Test: cargo test -p codex-tui2
											
										
										
											2026-01-03 11:44:27 -08:00
+								# Performance testing (`codex-tui2`)
 								This doc captures a repeatable workflow for investigating `codex-tui2` performance issues
 								(especially high idle CPU and high CPU while streaming) and validating optimizations to the draw
 								hot path.
 								## Scope (this round)
 								The current focus is the transcript draw hot path, specifically the cost of repeatedly rendering
 								the same visible transcript lines via Ratatui’s `Line::render_ref` (notably grapheme segmentation
 								and span layout).
 								The intended mitigation is a **rasterization cache**: render a wrapped transcript `Line` into a
 								row of `Cell`s once, cache it, and on subsequent redraws copy cached cells into the frame buffer.
 								Key invariants:
 								- The cache is width-scoped (invalidate on terminal width changes).
 								- The cache stores **base content** only; selection highlight and copy affordances are applied
 								  after rendering, so they don’t pollute cached rows.
 								## Roles
 								- Human: runs `codex-tui2` in an interactive terminal (e.g.

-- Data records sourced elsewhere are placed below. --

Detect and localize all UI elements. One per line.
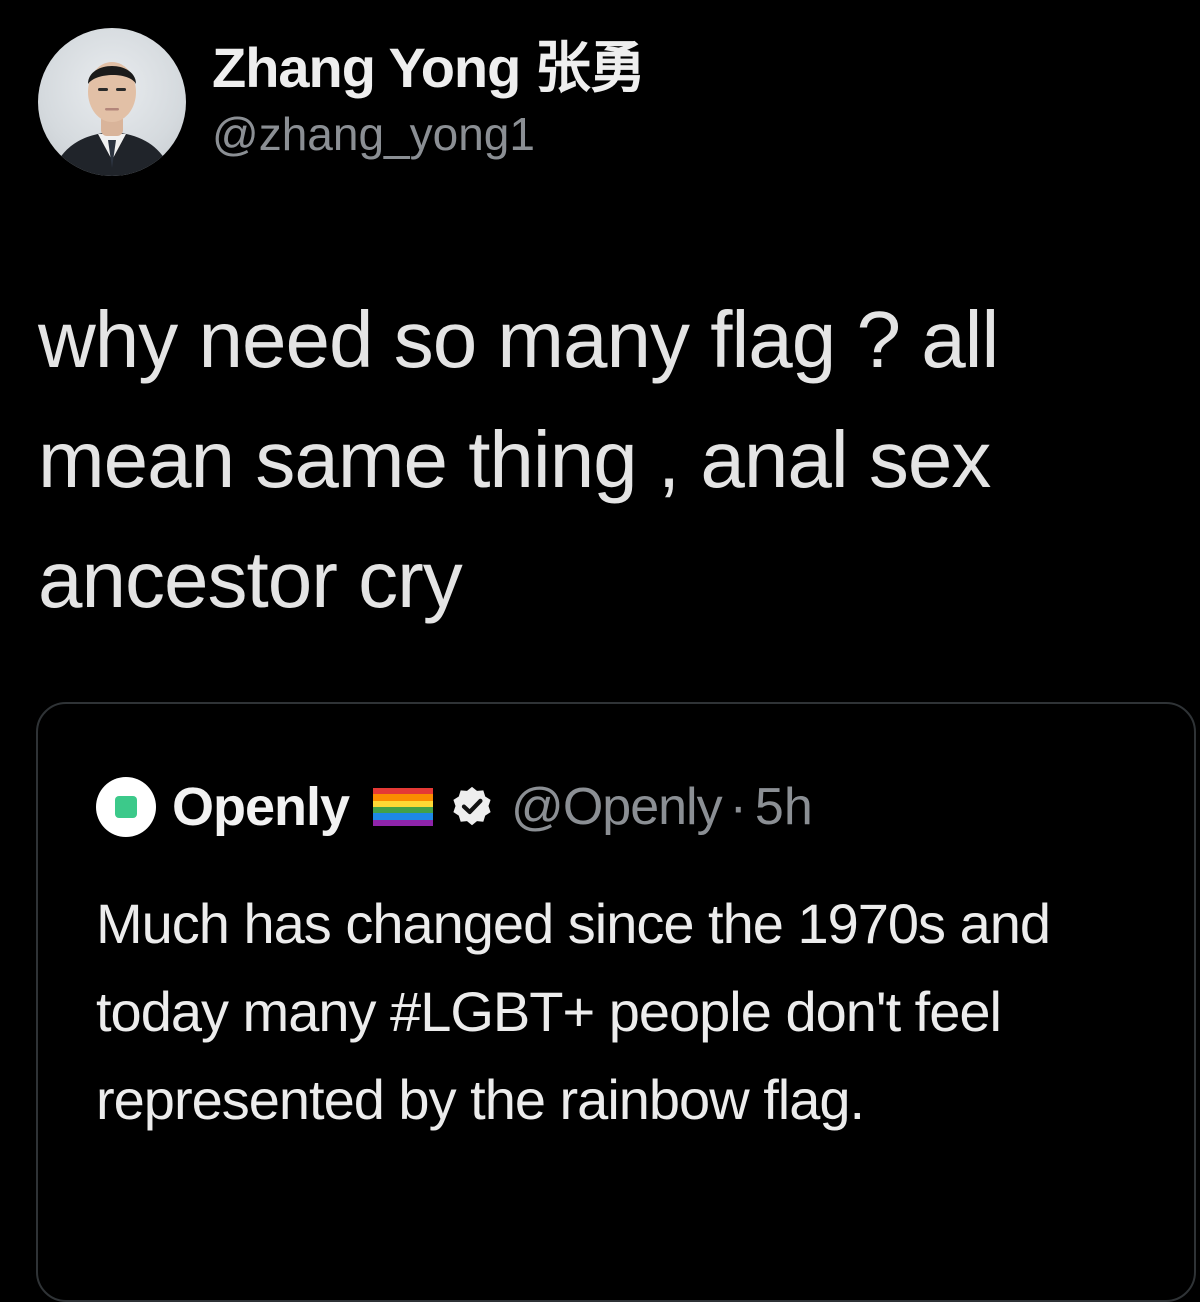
quoted-author-handle[interactable]: @Openly bbox=[511, 777, 723, 837]
avatar[interactable] bbox=[38, 28, 186, 176]
quoted-tweet-timestamp[interactable]: 5h bbox=[755, 777, 813, 837]
author-display-name[interactable]: Zhang Yong 张勇 bbox=[212, 36, 646, 100]
tweet-author-row: Zhang Yong 张勇 @zhang_yong1 bbox=[38, 28, 646, 176]
quoted-author-display-name[interactable]: Openly bbox=[172, 776, 350, 838]
tweet-text: why need so many flag ? all mean same th… bbox=[38, 295, 999, 624]
rainbow-flag-icon bbox=[373, 788, 434, 826]
author-handle[interactable]: @zhang_yong1 bbox=[212, 106, 645, 162]
quoted-tweet-text: Much has changed since the 1970s and tod… bbox=[96, 892, 1051, 1131]
openly-logo-icon[interactable] bbox=[96, 777, 156, 837]
verified-badge-icon bbox=[453, 786, 491, 826]
tweet[interactable]: Zhang Yong 张勇 @zhang_yong1 why need so m… bbox=[0, 0, 1200, 1302]
quoted-tweet-header: Openly @Openly · 5h bbox=[96, 776, 813, 838]
meta-separator: · bbox=[729, 778, 747, 836]
profile-photo-icon bbox=[52, 62, 172, 176]
author-names: Zhang Yong 张勇 @zhang_yong1 bbox=[212, 36, 646, 162]
quoted-tweet-card[interactable]: Openly @Openly · 5h Much has changed sin… bbox=[36, 702, 1196, 1302]
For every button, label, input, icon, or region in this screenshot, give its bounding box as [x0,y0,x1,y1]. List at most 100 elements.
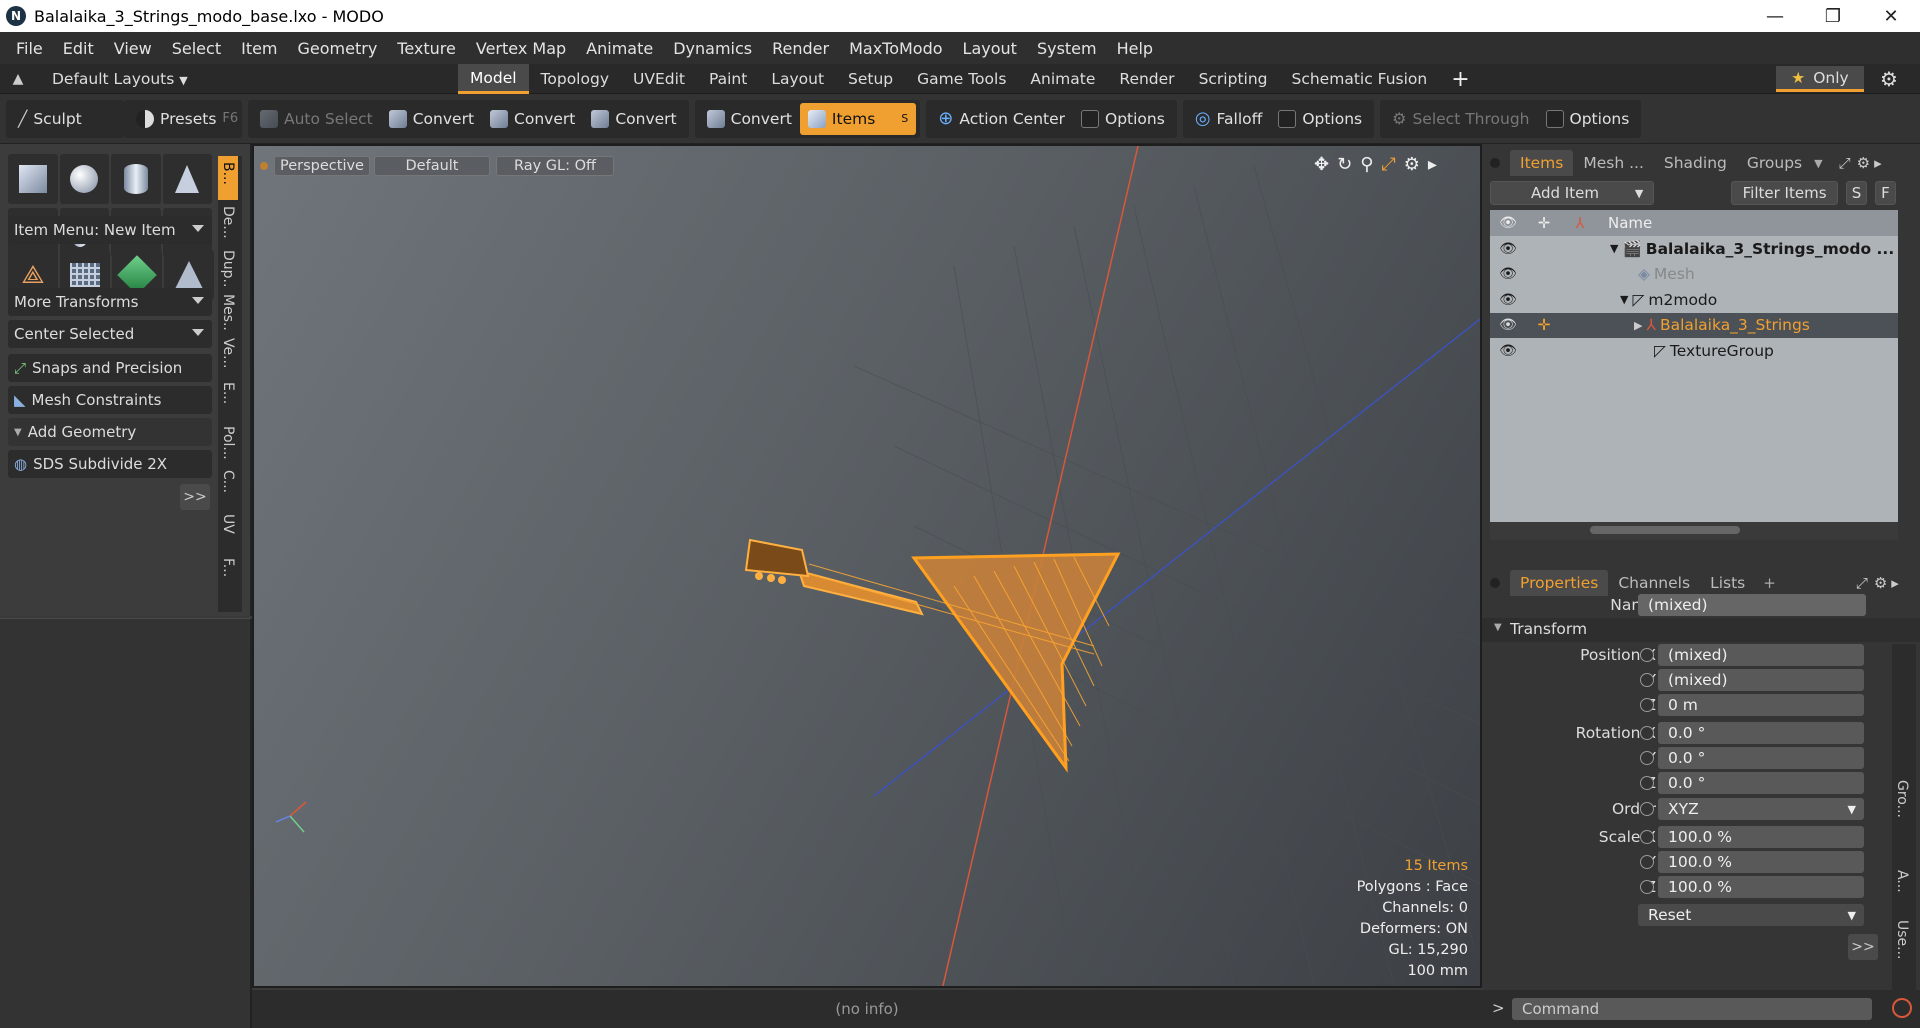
cube-primitive-button[interactable] [8,154,58,204]
vtab-mesh[interactable]: Mes... [218,288,238,332]
filter-items-button[interactable]: Filter Items [1731,181,1838,205]
menu-texture[interactable]: Texture [387,39,466,58]
vtab-polygon[interactable]: Pol... [218,420,238,464]
add-geometry-section[interactable]: ▼ Add Geometry [8,418,212,446]
action-center-options-button[interactable]: Options [1073,103,1173,135]
convert-edges-button[interactable]: Convert [482,103,583,135]
panel-gear-icon[interactable]: ⚙ [1874,574,1887,592]
expand-panel-icon[interactable]: ⤢ [1839,154,1851,172]
panel-gear-icon[interactable]: ⚙ [1857,154,1870,172]
reset-dropdown[interactable]: Reset ▼ [1638,904,1864,926]
menu-layout[interactable]: Layout [953,39,1027,58]
rotation-x-field[interactable]: 0.0 ° [1658,722,1864,744]
position-z-field[interactable]: 0 m [1658,694,1864,716]
command-history-icon[interactable] [1892,998,1912,1018]
keyframe-icon[interactable] [1640,673,1654,687]
shading-mode-button[interactable]: Default [374,156,490,176]
chevron-down-icon[interactable]: ▼ [1814,157,1822,170]
scale-x-field[interactable]: 100.0 % [1658,826,1864,848]
menu-dynamics[interactable]: Dynamics [663,39,762,58]
minimize-button[interactable]: — [1746,0,1804,32]
s-button[interactable]: S [1845,181,1867,205]
presets-button[interactable]: Presets F6 [128,103,246,135]
keyframe-icon[interactable] [1640,648,1654,662]
menu-vertex-map[interactable]: Vertex Map [466,39,576,58]
eye-icon[interactable]: 👁 [1490,317,1526,333]
viewport-gear-icon[interactable]: ⚙ [1404,154,1420,175]
center-selected-dropdown[interactable]: Center Selected [8,320,212,348]
tab-uvedit[interactable]: UVEdit [621,64,697,94]
menu-select[interactable]: Select [162,39,231,58]
add-tab-button[interactable]: + [1763,574,1776,592]
tab-render[interactable]: Render [1107,64,1186,94]
select-through-options-button[interactable]: Options [1538,103,1638,135]
tab-animate[interactable]: Animate [1018,64,1107,94]
action-center-button[interactable]: ⊕ Action Center [930,103,1073,135]
tab-scripting[interactable]: Scripting [1187,64,1280,94]
tree-row-scene[interactable]: 👁 ▼ 🎬 Balalaika_3_Strings_modo ... [1490,236,1898,262]
tab-schematic-fusion[interactable]: Schematic Fusion [1280,64,1440,94]
vtab-user[interactable]: Use... [1892,914,1912,964]
transform-section[interactable]: ▼ Transform [1482,618,1920,642]
order-dropdown[interactable]: XYZ ▼ [1658,798,1864,820]
keyframe-icon[interactable] [1640,776,1654,790]
keyframe-icon[interactable] [1640,751,1654,765]
gear-icon[interactable]: ⚙ [1880,64,1898,94]
sphere-primitive-button[interactable] [59,154,109,204]
close-button[interactable]: ✕ [1862,0,1920,32]
menu-animate[interactable]: Animate [576,39,663,58]
layouts-dropdown[interactable]: Default Layouts ▼ [36,70,188,88]
scale-z-field[interactable]: 100.0 % [1658,876,1864,898]
tree-hscrollbar[interactable] [1490,522,1898,540]
expand-icon[interactable]: ▲ [0,71,36,87]
item-menu-dropdown[interactable]: Item Menu: New Item [8,216,212,244]
tree-row-mesh[interactable]: 👁 ◈ Mesh [1490,262,1898,288]
keyframe-icon[interactable] [1640,698,1654,712]
select-through-button[interactable]: ⚙ Select Through [1384,103,1537,135]
tab-mesh[interactable]: Mesh ... [1573,150,1654,176]
eye-icon[interactable]: 👁 [1490,266,1526,282]
tab-game-tools[interactable]: Game Tools [905,64,1018,94]
eye-icon[interactable]: 👁 [1490,292,1526,308]
expand-arrow-icon[interactable]: ▼ [1610,242,1618,255]
tab-model[interactable]: Model [458,64,529,94]
cylinder-primitive-button[interactable] [111,154,161,204]
menu-file[interactable]: File [6,39,53,58]
tab-setup[interactable]: Setup [836,64,905,94]
menu-edit[interactable]: Edit [53,39,104,58]
menu-maxtomodo[interactable]: MaxToModo [839,39,952,58]
menu-help[interactable]: Help [1107,39,1163,58]
expand-arrow-icon[interactable]: ▼ [1620,293,1628,306]
vtab-curve[interactable]: C... [218,464,238,508]
rotate-icon[interactable]: ↻ [1337,154,1352,175]
tab-groups[interactable]: Groups [1737,150,1812,176]
add-tab-button[interactable]: + [1439,64,1481,94]
vtab-fusion[interactable]: F... [218,552,238,596]
items-mode-button[interactable]: Items S [799,102,917,135]
vtab-uv[interactable]: UV [218,508,238,552]
mesh-constraints-button[interactable]: ◣ Mesh Constraints [8,386,212,414]
tree-row-m2modo[interactable]: 👁 ▼ ◸ m2modo [1490,287,1898,313]
vtab-basic[interactable]: B... [218,156,238,200]
position-y-field[interactable]: (mixed) [1658,669,1864,691]
tab-items[interactable]: Items [1510,150,1574,176]
pan-icon[interactable]: ✥ [1314,154,1329,175]
tree-row-texturegroup[interactable]: 👁 ◸ TextureGroup [1490,338,1898,364]
vtab-edge[interactable]: E... [218,376,238,420]
keyframe-icon[interactable] [1640,855,1654,869]
rotation-y-field[interactable]: 0.0 ° [1658,747,1864,769]
tab-shading[interactable]: Shading [1654,150,1737,176]
tab-layout[interactable]: Layout [759,64,836,94]
maximize-button[interactable]: ❐ [1804,0,1862,32]
name-field[interactable]: (mixed) [1638,594,1866,616]
falloff-button[interactable]: ◎ Falloff [1187,103,1271,135]
eye-icon[interactable]: 👁 [1490,343,1526,359]
sculpt-button[interactable]: ╱ Sculpt [10,103,90,135]
expand-arrow-icon[interactable]: ▶ [1634,319,1642,332]
vtab-assemblies[interactable]: A... [1892,864,1912,904]
vtab-duplicate[interactable]: Dup... [218,244,238,288]
keyframe-icon[interactable] [1640,802,1654,816]
cone-primitive-button[interactable] [162,154,212,204]
vtab-deform[interactable]: De... [218,200,238,244]
convert-polygons-button[interactable]: Convert [583,103,684,135]
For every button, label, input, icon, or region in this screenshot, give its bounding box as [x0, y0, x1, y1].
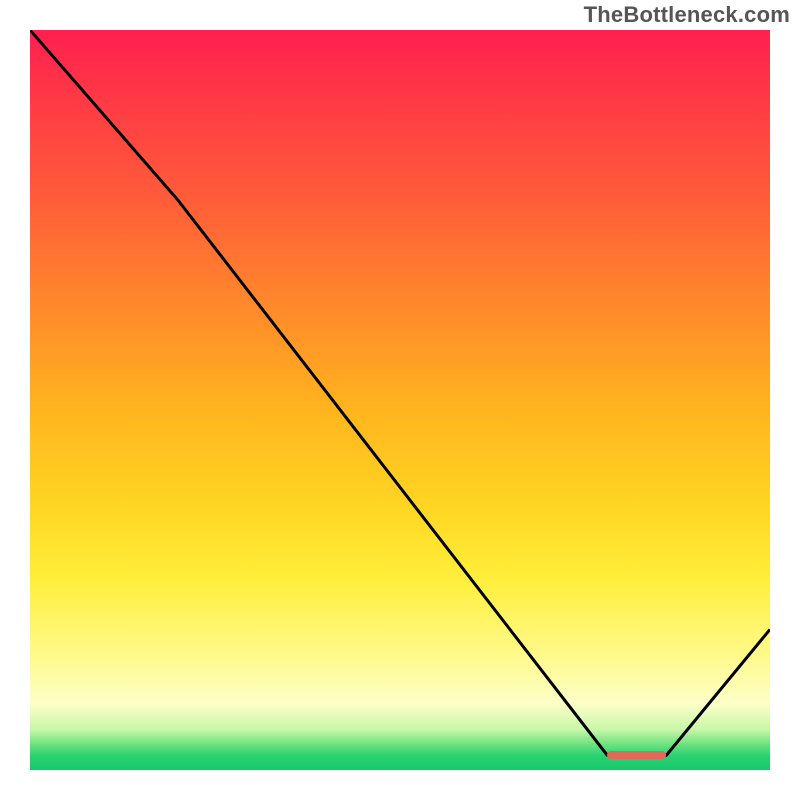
chart-svg	[30, 30, 770, 770]
plot-area	[30, 30, 770, 770]
chart-marker	[607, 751, 666, 759]
chart-container: TheBottleneck.com	[0, 0, 800, 800]
chart-line	[30, 30, 770, 755]
watermark-text: TheBottleneck.com	[584, 2, 790, 28]
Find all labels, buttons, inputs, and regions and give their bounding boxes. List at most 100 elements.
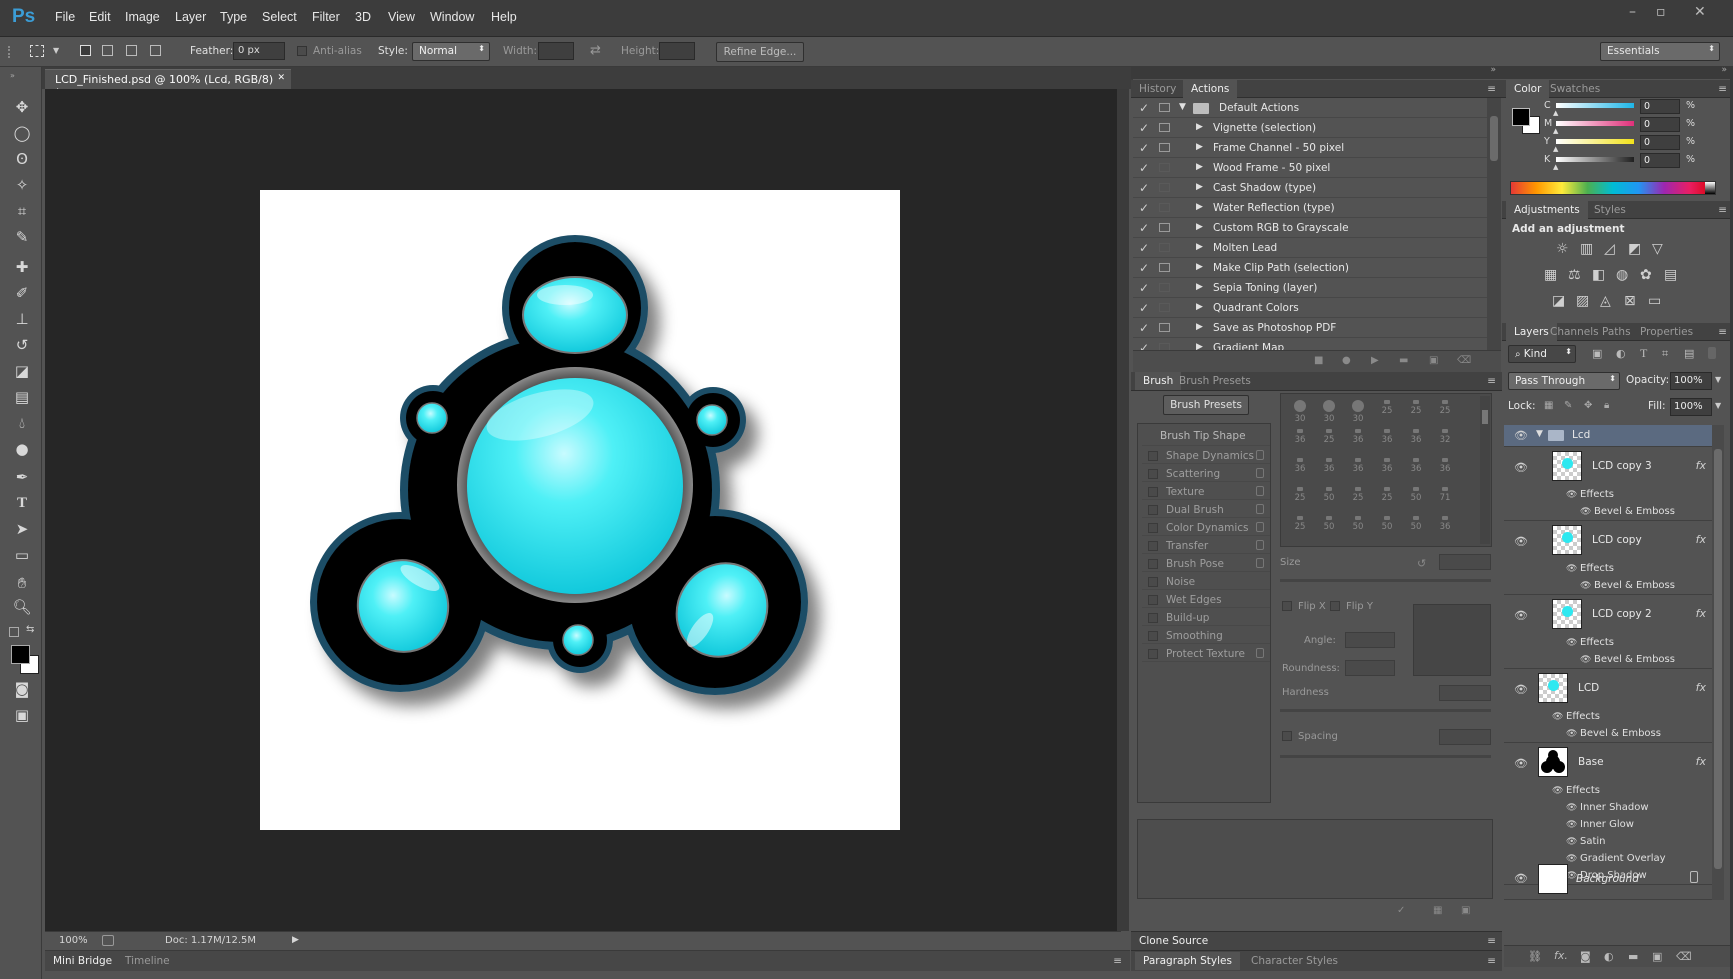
eraser-icon[interactable]: ◪ xyxy=(12,361,32,381)
expand-triangle-icon[interactable]: ▶ xyxy=(1196,142,1203,152)
brush-tip-shape[interactable]: Brush Tip Shape xyxy=(1142,426,1270,446)
move-tool-icon[interactable]: ✥ xyxy=(12,97,32,117)
effect-name[interactable]: Bevel & Emboss xyxy=(1580,728,1661,739)
close-icon[interactable]: ✕ xyxy=(1694,4,1706,20)
group-name[interactable]: Lcd xyxy=(1572,429,1590,441)
check-icon[interactable]: ✓ xyxy=(1139,261,1149,275)
add-mask-icon[interactable]: ◙ xyxy=(1580,950,1591,963)
channel-value-input[interactable]: 0 xyxy=(1640,135,1680,150)
brush-tip[interactable]: 71 xyxy=(1432,485,1458,512)
opacity-input[interactable]: 100% xyxy=(1670,372,1712,390)
bw-ramp[interactable] xyxy=(1705,182,1715,194)
brush-option-row[interactable]: Brush Pose xyxy=(1142,554,1270,572)
antialias-checkbox[interactable] xyxy=(297,46,307,56)
layer-group-row[interactable]: 👁︎ ▼ Lcd xyxy=(1504,425,1712,447)
layers-scrollbar[interactable] xyxy=(1712,425,1724,900)
channel-value-input[interactable]: 0 xyxy=(1640,99,1680,114)
brush-tip[interactable]: 50 xyxy=(1316,514,1342,541)
flip-x-checkbox[interactable] xyxy=(1282,601,1292,611)
reset-size-icon[interactable]: ↺ xyxy=(1417,557,1426,570)
effects-label[interactable]: Effects xyxy=(1566,785,1600,796)
angle-input[interactable] xyxy=(1345,632,1395,648)
menu-type[interactable]: Type xyxy=(220,10,247,24)
brush-option-row[interactable]: Scattering xyxy=(1142,464,1270,482)
option-checkbox[interactable] xyxy=(1148,613,1158,623)
effect-eye-icon[interactable]: 👁︎ xyxy=(1580,581,1591,591)
brush-tip[interactable]: 50 xyxy=(1403,514,1429,541)
expand-triangle-icon[interactable]: ▶ xyxy=(1196,182,1203,192)
toggle-bristle-icon[interactable]: ✓ xyxy=(1397,905,1405,916)
effects-label[interactable]: Effects xyxy=(1580,563,1614,574)
brush-tip[interactable]: 36 xyxy=(1403,456,1429,483)
effect-eye-icon[interactable]: 👁︎ xyxy=(1580,655,1591,665)
effect-eye-icon[interactable]: 👁︎ xyxy=(1566,837,1577,847)
menu-view[interactable]: View xyxy=(388,10,415,24)
tip-scrollbar[interactable] xyxy=(1480,396,1490,544)
action-row[interactable]: ✓ ▶ Quadrant Colors xyxy=(1133,298,1487,318)
blur-tool-icon[interactable]: 💧︎ xyxy=(12,413,32,433)
refine-edge-button[interactable]: Refine Edge... xyxy=(716,42,804,62)
swap-colors-icon[interactable]: ⇆ xyxy=(26,624,34,635)
dialog-toggle-icon[interactable] xyxy=(1159,103,1170,112)
dialog-toggle-icon[interactable] xyxy=(1159,263,1170,272)
option-checkbox[interactable] xyxy=(1148,505,1158,515)
effect-eye-icon[interactable]: 👁︎ xyxy=(1566,729,1577,739)
brush-option-row[interactable]: Build-up xyxy=(1142,608,1270,626)
tab-swatches[interactable]: Swatches xyxy=(1550,83,1600,95)
dialog-toggle-icon[interactable] xyxy=(1159,303,1170,312)
slider-thumb-icon[interactable]: ▲ xyxy=(1553,127,1558,135)
curves-icon[interactable]: ◿ xyxy=(1604,241,1615,257)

Ghostty), triggers “idle” and
 								  “streaming” scenarios, and captures profiles.
 								- Assistant (or a script): reads profile output and extracts hotspots and deltas.
 								## Baseline setup
 								Build from a clean checkout:
 								```sh
 								cd codex-rs
 								cargo build -p codex-tui2
 								```
 								Run `codex-tui2` in a terminal and get a PID (macOS):
 								```sh
 								pgrep -n codex-tui2
 								```
 								Track CPU quickly while reproducing:
 								```sh
 								top -pid "$(pgrep -n codex-tui2)"
 								```
 								## Capture profiles (macOS)
 								Capture both an “idle” and a “streaming” profile so hotspots are not conflated:
 								```sh
 								sample "$(pgrep -n codex-tui2)" 1 -file /tmp/tui2.idle.sample.txt
 								sample "$(pgrep -n codex-tui2)" 1 -file /tmp/tui2.streaming.sample.txt
 								```
 								For the streaming sample, trigger a response that emits many deltas (e.g. “Tell me a story”) so
 								the stream runs long enough to sample.
 								## Quick hotspot extraction
 								These `rg` patterns keep the investigation grounded in the data:
 								```sh
 								# Buffer diff hot path (idle)
 								rg -n "custom_terminal::diff_buffers|diff_buffers" /tmp/tui2.*.sample.txt | head -n 80
 								# Transcript rendering hot path (streaming)
 								rg -n "App::render_transcript_cells|Line::render|render_spans|styled_graphemes|GraphemeCursor::next_boundary" /tmp/tui2.*.sample.txt | head -n 120
 								```
 								## Rasterization-cache validation checklist
 								After implementing a transcript rasterization cache, re-run the same scenarios and confirm:
 								- Streaming sample shifts away from `unicode_segmentation::grapheme::GraphemeCursor::next_boundary`
 								  stacks dominating the main thread.
 								- CPU during streaming drops materially vs baseline for the same streaming load.
 								- Idle CPU does not regress (redraw gating changes can mask rendering improvements; always measure
 								  both idle and streaming).
 								## Notes to record per run
 								- Terminal size: width × height
 								- Scenario: idle vs streaming (prompt + approximate response length)
 								- CPU snapshot: `top` (directional)
 								- Profile excerpt: 20–50 relevant lines for the dominant stacks
 								## Code pointers
 								- `codex-rs/tui2/src/transcript_view_cache.rs`: wrapped transcript memoization + per-line
 								  rasterization cache (cached `Cell` rows).
 								- `codex-rs/tui2/src/transcript_render.rs`: incremental helper used by the wrapped-line cache
 								  (`append_wrapped_transcript_cell`).
 								- `codex-rs/tui2/src/app.rs`: wiring in `App::render_transcript_cells` (uses cached rows instead of
 								  calling `Line::render_ref` every frame).